Condoms, circumcision, safe sex and the supot

SAN FRANCISCO—In Manila and San Francisco, the debates are raging, heated public disputes — over people’s privates.

The issues involved are serious, I know.

But I can’t help thinking that, while Manila and San Francisco have long had strong ties, one city is now looking at the other with puzzled amazement, even amusement.

For in San Francisco, the idea of giving people the choice to use condoms is a no-brainer. So the debate in Philippines on whether that should be an option for couples planning their families is bizarre to most people here.

In the Philippines, on the other hand, having a son circumcised, even at birth, is an accepted tradition. So a proposal in San Francisco to ban the circumcision of children under 18 must sound really strange.

The circumcision ban is being pushed by the so-called intactivists – as in, they want to keep boys intact, foreskin and all. Male circumcision, in their view, is a cruel procedure, a form of genital mutilation.

“Parents are really guardians, and guardians have to do what’s in the best interest of the child. It’s his body. It’s his choice,” Lloyd Schofield, the measure’s main proponent told the Associated Press.

Schofield told ABC News that “when you take an infant, hold them down and give insufficient or no anesthesia and you cut off the most sensitive part of their body, there’s no question it’s exactly the same [as female genital mutilation].”

It’s a debatable point. As the report noted, experts agree that female circumcision can hardly be compared to the procedure on males.

“The male equivalent of those would be removal of the penis with or without the scrotum,” Dr. Douglas Diekema of the Treuman Katz Center for Pediatric Bioethics at Seattle Children’s Hospital, told ABC News.

Female circumcision is seen as such an abhorrent practice, especially in parts of Africa, that personalities, including American novelist Alice Walker, have been waging a campaign to end it.

On the other hand, male circumcision, Dr Karen Boyle, a Baltimore-based surgeon, told ABC News, has health benefits, including minimizing the risk of sexually transmitted diseases.

She did note “the data is not strong enough in terms of its medical benefits to say ‘Yes, we should be routinely doing newborn circumcision on all newborn boy infants.”

But experts agree that it’s a safe procedure. It should be a choice left to moms and dads. The American Academy of Pediatrics, Boyle said, has “basically put the control and the decision-making power in to the hands of the parents.”

The proposed circumcision ban has naturally provoked outrage from Jews for whom circumcision has long been a religious and cultural tradition.

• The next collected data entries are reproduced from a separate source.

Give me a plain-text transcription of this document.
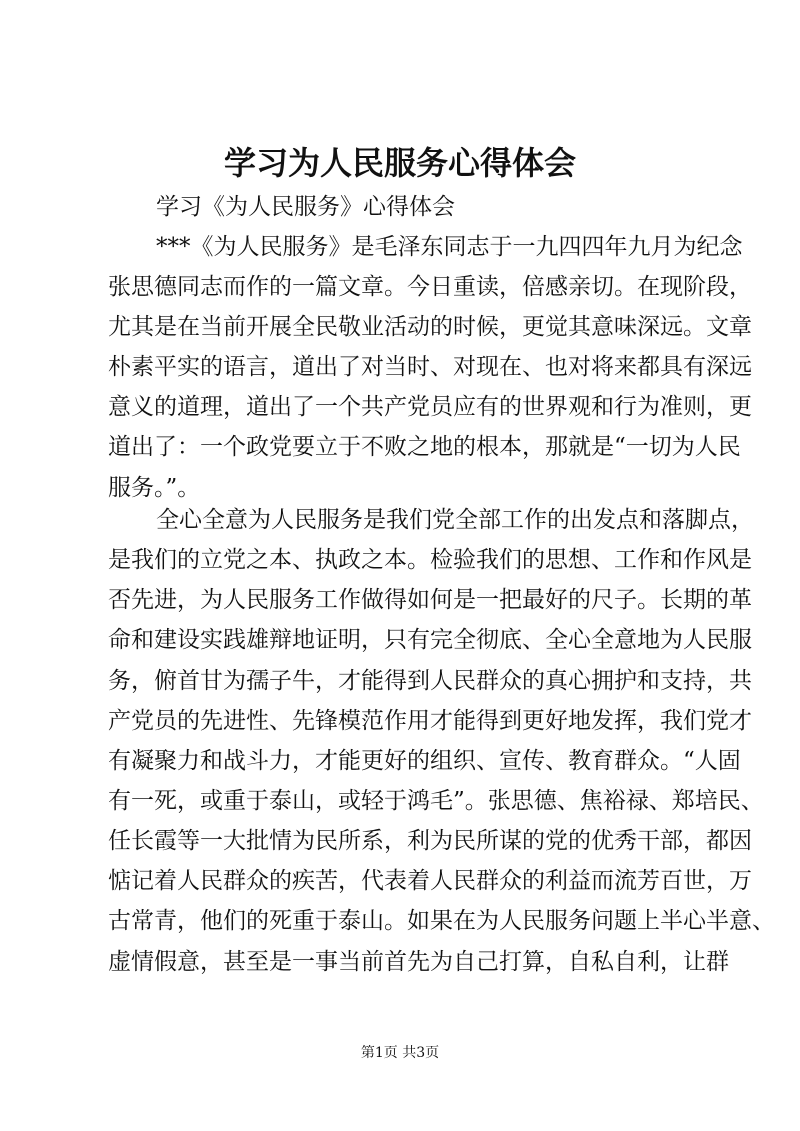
学习为人民服务心得体会
学习《为人民服务》心得体会
***《为人民服务》是毛泽东同志于一九四四年九月为纪念
张思德同志而作的一篇文章。今日重读，倍感亲切。在现阶段，
尤其是在当前开展全民敬业活动的时候，更觉其意味深远。文章
朴素平实的语言，道出了对当时、对现在、也对将来都具有深远
意义的道理，道出了一个共产党员应有的世界观和行为准则，更
道出了：一个政党要立于不败之地的根本，那就是“一切为人民
服务。”。
全心全意为人民服务是我们党全部工作的出发点和落脚点，
是我们的立党之本、执政之本。检验我们的思想、工作和作风是
否先进，为人民服务工作做得如何是一把最好的尺子。长期的革
命和建设实践雄辩地证明，只有完全彻底、全心全意地为人民服
务，俯首甘为孺子牛，才能得到人民群众的真心拥护和支持，共
产党员的先进性、先锋模范作用才能得到更好地发挥，我们党才
有凝聚力和战斗力，才能更好的组织、宣传、教育群众。“人固
有一死，或重于泰山，或轻于鸿毛”。张思德、焦裕禄、郑培民、
任长霞等一大批情为民所系，利为民所谋的党的优秀干部，都因
惦记着人民群众的疾苦，代表着人民群众的利益而流芳百世，万
古常青，他们的死重于泰山。如果在为人民服务问题上半心半意、
虚情假意，甚至是一事当前首先为自己打算，自私自利，让群
第1页 共3页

“The proposal’s backers are trying to deceive the voters by labeling it a ‘ban on genital mutilation,’” Rabbi Gil Leeds said in an op-ed piece in the San Francisco Chronicle.

“Honesty would have demanded they called it a ban on circumcision,” he added. “The United States was the first country in history to guarantee all faiths religious freedom. Now, two centuries later, this cherished freedom is being put up to a popular vote.”

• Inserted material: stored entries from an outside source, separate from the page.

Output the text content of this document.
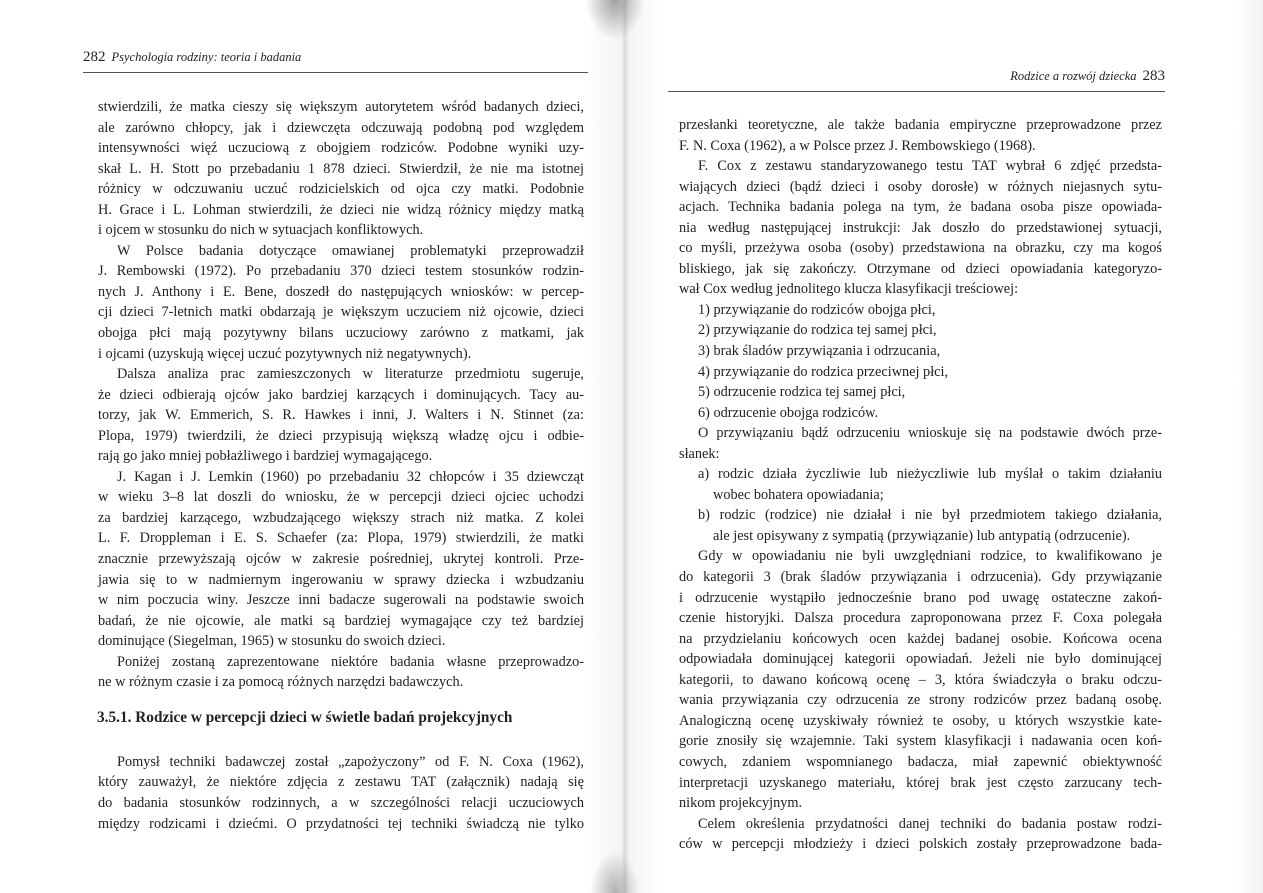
282 Psychologia rodziny: teoria i badania
stwierdzili, że matka cieszy się większym autorytetem wśród badanych dzieci,
ale zarówno chłopcy, jak i dziewczęta odczuwają podobną pod względem
intensywności więź uczuciową z obojgiem rodziców. Podobne wyniki uzy-
skał L. H. Stott po przebadaniu 1 878 dzieci. Stwierdził, że nie ma istotnej
różnicy w odczuwaniu uczuć rodzicielskich od ojca czy matki. Podobnie
H. Grace i L. Lohman stwierdzili, że dzieci nie widzą różnicy między matką
i ojcem w stosunku do nich w sytuacjach konfliktowych.
W Polsce badania dotyczące omawianej problematyki przeprowadził
J. Rembowski (1972). Po przebadaniu 370 dzieci testem stosunków rodzin-
nych J. Anthony i E. Bene, doszedł do następujących wniosków: w percep-
cji dzieci 7-letnich matki obdarzają je większym uczuciem niż ojcowie, dzieci
obojga płci mają pozytywny bilans uczuciowy zarówno z matkami, jak
i ojcami (uzyskują więcej uczuć pozytywnych niż negatywnych).
Dalsza analiza prac zamieszczonych w literaturze przedmiotu sugeruje,
że dzieci odbierają ojców jako bardziej karzących i dominujących. Tacy au-
torzy, jak W. Emmerich, S. R. Hawkes i inni, J. Walters i N. Stinnet (za:
Plopa, 1979) twierdzili, że dzieci przypisują większą władzę ojcu i odbie-
rają go jako mniej pobłażliwego i bardziej wymagającego.
J. Kagan i J. Lemkin (1960) po przebadaniu 32 chłopców i 35 dziewcząt
w wieku 3–8 lat doszli do wniosku, że w percepcji dzieci ojciec uchodzi
za bardziej karzącego, wzbudzającego większy strach niż matka. Z kolei
L. F. Droppleman i E. S. Schaefer (za: Plopa, 1979) stwierdzili, że matki
znacznie przewyższają ojców w zakresie pośredniej, ukrytej kontroli. Prze-
jawia się to w nadmiernym ingerowaniu w sprawy dziecka i wzbudzaniu
w nim poczucia winy. Jeszcze inni badacze sugerowali na podstawie swoich
badań, że nie ojcowie, ale matki są bardziej wymagające czy też bardziej
dominujące (Siegelman, 1965) w stosunku do swoich dzieci.
Poniżej zostaną zaprezentowane niektóre badania własne przeprowadzo-
ne w różnym czasie i za pomocą różnych narzędzi badawczych.
3.5.1. Rodzice w percepcji dzieci w świetle badań projekcyjnych
Pomysł techniki badawczej został „zapożyczony” od F. N. Coxa (1962),
który zauważył, że niektóre zdjęcia z zestawu TAT (załącznik) nadają się
do badania stosunków rodzinnych, a w szczególności relacji uczuciowych
między rodzicami i dziećmi. O przydatności tej techniki świadczą nie tylko
Rodzice a rozwój dziecka 283
przesłanki teoretyczne, ale także badania empiryczne przeprowadzone przez
F. N. Coxa (1962), a w Polsce przez J. Rembowskiego (1968).
F. Cox z zestawu standaryzowanego testu TAT wybrał 6 zdjęć przedsta-
wiających dzieci (bądź dzieci i osoby dorosłe) w różnych niejasnych sytu-
acjach. Technika badania polega na tym, że badana osoba pisze opowiada-
nia według następującej instrukcji: Jak doszło do przedstawionej sytuacji,
co myśli, przeżywa osoba (osoby) przedstawiona na obrazku, czy ma kogoś
bliskiego, jak się zakończy. Otrzymane od dzieci opowiadania kategoryzo-
wał Cox według jednolitego klucza klasyfikacji treściowej:
1) przywiązanie do rodziców obojga płci,
2) przywiązanie do rodzica tej samej płci,
3) brak śladów przywiązania i odrzucania,
4) przywiązanie do rodzica przeciwnej płci,
5) odrzucenie rodzica tej samej płci,
6) odrzucenie obojga rodziców.
O przywiązaniu bądź odrzuceniu wnioskuje się na podstawie dwóch prze-
słanek:
a) rodzic działa życzliwie lub nieżyczliwie lub myślał o takim działaniu
wobec bohatera opowiadania;
b) rodzic (rodzice) nie działał i nie był przedmiotem takiego działania,
ale jest opisywany z sympatią (przywiązanie) lub antypatią (odrzucenie).
Gdy w opowiadaniu nie byli uwzględniani rodzice, to kwalifikowano je
do kategorii 3 (brak śladów przywiązania i odrzucenia). Gdy przywiązanie
i odrzucenie wystąpiło jednocześnie brano pod uwagę ostateczne zakoń-
czenie historyjki. Dalsza procedura zaproponowana przez F. Coxa polegała
na przydzielaniu końcowych ocen każdej badanej osobie. Końcowa ocena
odpowiadała dominującej kategorii opowiadań. Jeżeli nie było dominującej
kategorii, to dawano końcową ocenę – 3, która świadczyła o braku odczu-
wania przywiązania czy odrzucenia ze strony rodziców przez badaną osobę.
Analogiczną ocenę uzyskiwały również te osoby, u których wszystkie kate-
gorie znosiły się wzajemnie. Taki system klasyfikacji i nadawania ocen koń-
cowych, zdaniem wspomnianego badacza, miał zapewnić obiektywność
interpretacji uzyskanego materiału, której brak jest często zarzucany tech-
nikom projekcyjnym.
Celem określenia przydatności danej techniki do badania postaw rodzi-
ców w percepcji młodzieży i dzieci polskich zostały przeprowadzone bada-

It’s a point that’s strikingly relevant to the condom debate in the Philippines.

The Catholic Church is leading the charge against the reproductive health bill.

So some may ask: If the Jews have the right to preserve a tradition, shouldn’t the Catholics also have the right to assert their view that condoms are wrong?

But there’s a big difference.

The Jews (and in fact Muslims and Christians also circumcise their kids) aren’t imposing their beliefs on others on a practice medical experts deem safe.

The situation in the Philippines is a bit more complicated — and quirkier.

It is government that wants to give people informed choices on family planning. The Catholic hierarchy wants to take it away — and essentially paints those who disobey as apostles of the devil.

I’ve read the materials on the reproductive rights bill, and not once did I get the impression that the law would essentially say, “Wear a condom, or you’re in big trouble!”

On the other hand, in San Francisco, the proposed ban would mean a hefty fine and up to a year in jail for circumcising a baby boy.

One Filipina health professional based in Oakland was frustrated that the circumcision ban proposal is getting all the attention, given all the other more pressing problems in the Bay Area.

“What’s driving this is emotion – and machismo,” she said.

She could very have been describing the condom battle in Manila.

For it is also about machismo.

It’s about men in robes, and others who are not, who think women should not have limited say on whether or not they should have babies. That their role in the world is to make babies.

But back to the intactivists.

For Pinoys, the sense of “machismo” they appear to be pushing would surely seem odd. After all, in Filipino culture, to be “a man” means to be circumcised — to be tuli.

Dr. Boyle, in the interview with ABC News, noted that one possible consequence of a ban could be an “increase in the incidence of circumcision happening after when the child is a little older.”

That point really made me cringe. It made me really hope that this measure will eventually fail.

That’s because that’s what happened to me. Tired of being counted among the ridiculed tribe of the “supot,” I bravely went through the ritual that was supposed to turn Filipino boys into men.

I was 12. It was the worst summer of my boyhood.